Improving Effect of Atomoxetine and Reboxetine on Memory in Passive Avoidance Task

Abstract

Objective: The effects of serotonin and/or noradrenaline re-uptake inhibitors on memory have been investigated in various clinical and pre-clinical studies. However, contradictory results have been reported. In this study, the effect of the selective noradrenaline re-uptake inhibitors atomoxetine and reboxetine, a tricyclic antidepressant, amitriptyline, and a selective serotonin re-uptake inhibitor, paroxetine, on learning and memory were examined alone or in combination with scopolamine in mice using a passive avoidance task. Methods: Male Balb-C mice (25-30 g) were used. Reboxetine (10 mg/kg), atomoxetine (5 mg/kg), paroxetine (10 mg/kg) and amitriptyline (10 mg/kg) were investigated alone or in combination with scopolamine (1 mg/kg). A passive avoidance task was used to evaluate memory function. Acquisition time was recorded on the first day and retention time on the second (after 24 h). All drugs and saline were administered intraperitoneally 30 min prior to testing in order to evaluate retention time.

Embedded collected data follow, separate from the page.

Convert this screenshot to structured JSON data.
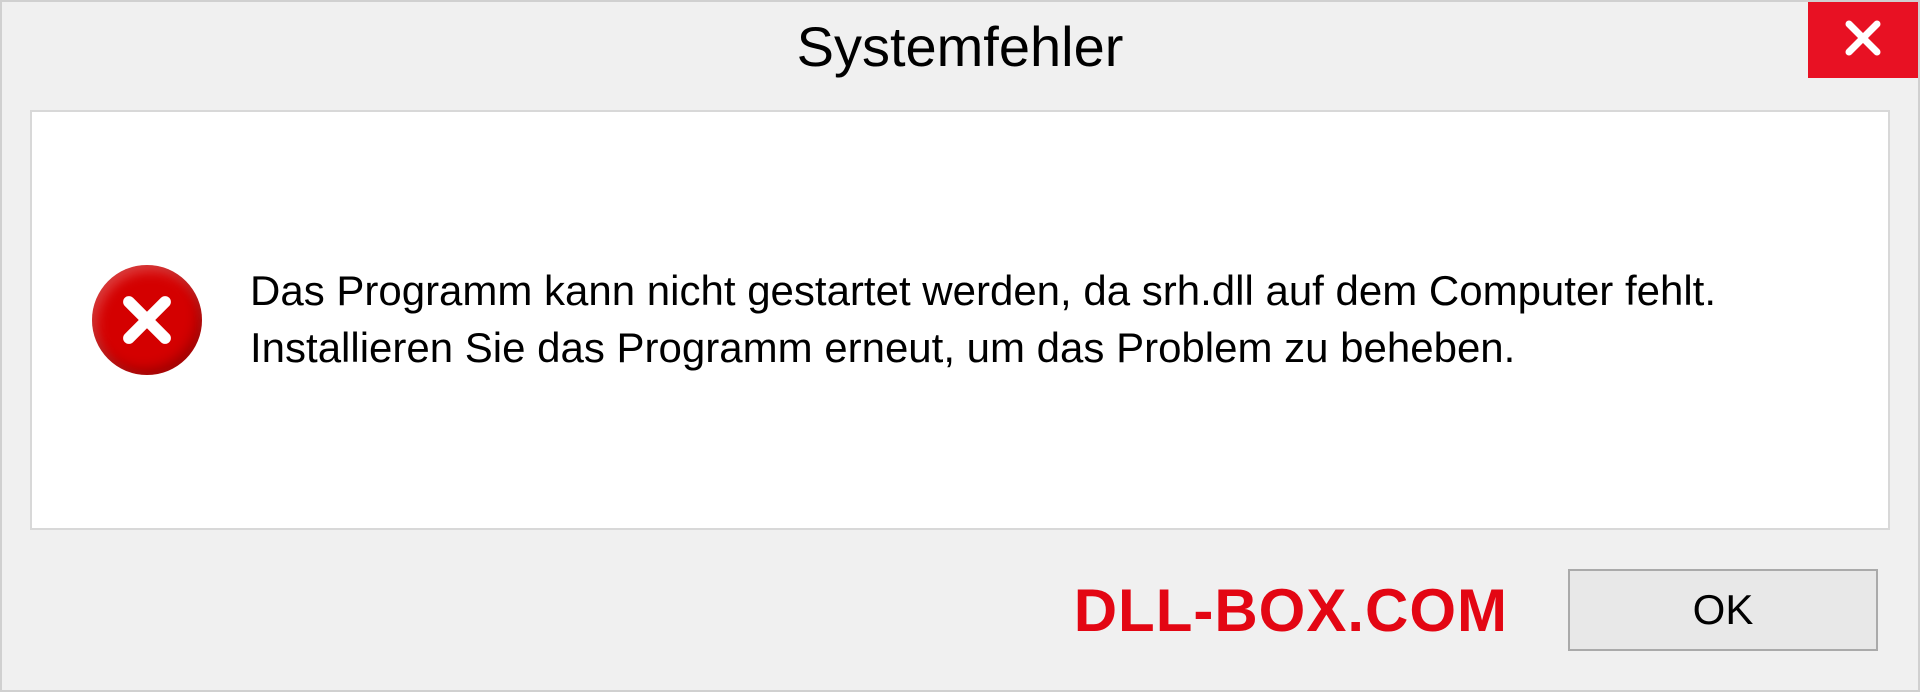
{
  "dialog": {
    "title": "Systemfehler",
    "message": "Das Programm kann nicht gestartet werden, da srh.dll auf dem Computer fehlt. Installieren Sie das Programm erneut, um das Problem zu beheben.",
    "ok_label": "OK"
  },
  "watermark": "DLL-BOX.COM",
  "colors": {
    "close_bg": "#e81123",
    "error_icon_bg": "#d40000",
    "watermark": "#e30613"
  }
}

Results: None of the drugs or saline impaired retention time when administered alone; however, scopolamine significantly impaired retention time (p=0.003). Reboxetine, atomoxetine and paroxetine all resulted in a marked improvement in retention time in combination with scopolamine. A combination of amitriptyline and scopolamine also significantly reduced retention time (p=0.013). Conclusion: Our results suggest that the effect of atomoxetine and reboxetine on improving memory deficit may be attributed to their inhibition of noradrenaline re-uptake. The effect of paroxetine on improving memory deficit may arise from enhanced serotonergic activity. Amitriptyline's lack of positive effect on memory deficit may be due to its own anticholinergic effect. Further studies using the same models and animal species are needed to clarify the mechanisms of the effects of each drug.